DiffEditor: Boosting Accuracy and Flexibility on Diffusion-based Image Editing

Author: NewsCrawler
Published: 2/6/2024, 5:00:35 PM
Category: Resource

Tool for enhancing fine-grained image editing in Text-to-Image which addresses accuracy issues and lack of flexibility by incorporating image prompts, stochastic differential equations, and score-based gradient guidance

Paper

https://arxiv.org/abs/2402.02583

Code

https://github.com/MC-E/DragonDiffusion

Project

https://mc-e.github.io/project/DragonDiffusion/

The introduction of Large-scale Text-to-Image (T2I) diffusion models has been a game-changer in image generation. However, while these models excel in diverse and high-quality image generation, fine-grained image editing still poses challenges. DiffEditor is a solution aimed at rectifying these shortcomings and enhancing the editing capabilities of diffusion-based image editing.

DiffEditor tackles two key weaknesses prevalent in existing diffusion-based image editing methodologies. Firstly, in complex scenarios, editing outcomes often fall short in accuracy and exhibit unexpected artifacts. Secondly, there's a notable lack of flexibility in harmonizing editing operations, such as envisioning new content within the edited image.

One of the primary enhancements introduced by DiffEditor is the incorporation of image prompts in fine-grained image editing. By collaborating with text prompts, this approach better describes the editing content, leading to more precise and contextually relevant edits. Additionally, to boost flexibility while ensuring content consistency, DiffEditor integrates stochastic differential equations (SDE) into ordinary differential equation (ODE) sampling, thereby enriching the editing process.

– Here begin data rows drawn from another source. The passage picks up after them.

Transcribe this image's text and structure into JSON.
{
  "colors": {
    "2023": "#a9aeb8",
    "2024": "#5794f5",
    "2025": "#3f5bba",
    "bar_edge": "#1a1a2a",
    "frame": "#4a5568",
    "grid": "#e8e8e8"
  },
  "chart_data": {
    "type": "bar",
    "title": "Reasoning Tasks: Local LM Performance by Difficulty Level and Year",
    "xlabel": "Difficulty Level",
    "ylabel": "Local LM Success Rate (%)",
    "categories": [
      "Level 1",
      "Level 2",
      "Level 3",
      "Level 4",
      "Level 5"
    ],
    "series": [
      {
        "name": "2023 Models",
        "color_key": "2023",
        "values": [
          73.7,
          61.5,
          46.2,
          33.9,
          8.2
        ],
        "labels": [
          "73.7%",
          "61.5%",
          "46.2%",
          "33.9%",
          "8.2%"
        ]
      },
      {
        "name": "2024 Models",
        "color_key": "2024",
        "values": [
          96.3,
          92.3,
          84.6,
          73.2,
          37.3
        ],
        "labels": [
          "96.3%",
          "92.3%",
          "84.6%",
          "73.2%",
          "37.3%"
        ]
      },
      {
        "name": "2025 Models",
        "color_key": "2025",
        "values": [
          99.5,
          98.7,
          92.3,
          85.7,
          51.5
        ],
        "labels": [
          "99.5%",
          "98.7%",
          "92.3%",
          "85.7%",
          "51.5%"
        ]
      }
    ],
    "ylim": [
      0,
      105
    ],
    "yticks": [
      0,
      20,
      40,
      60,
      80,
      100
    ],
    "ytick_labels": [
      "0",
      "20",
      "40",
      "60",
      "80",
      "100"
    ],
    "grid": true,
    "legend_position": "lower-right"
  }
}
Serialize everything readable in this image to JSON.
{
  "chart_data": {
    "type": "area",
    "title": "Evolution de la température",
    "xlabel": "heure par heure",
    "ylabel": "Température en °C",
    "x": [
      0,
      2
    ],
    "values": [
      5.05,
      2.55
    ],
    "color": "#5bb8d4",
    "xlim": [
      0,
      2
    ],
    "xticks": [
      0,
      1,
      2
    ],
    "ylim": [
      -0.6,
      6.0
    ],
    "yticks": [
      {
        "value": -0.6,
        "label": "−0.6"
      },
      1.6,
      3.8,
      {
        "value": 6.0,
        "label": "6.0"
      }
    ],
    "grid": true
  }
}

DiffEditor additionally employs regional score-based gradient guidance and a time travel strategy in diffusion sampling, further elevating the quality of editing outcomes. These enhancements enable DiffEditor to efficiently achieve state-of-the-art performance in various fine-grained image editing tasks, including object moving, resizing, appearance replacing, content dragging, and object pasting.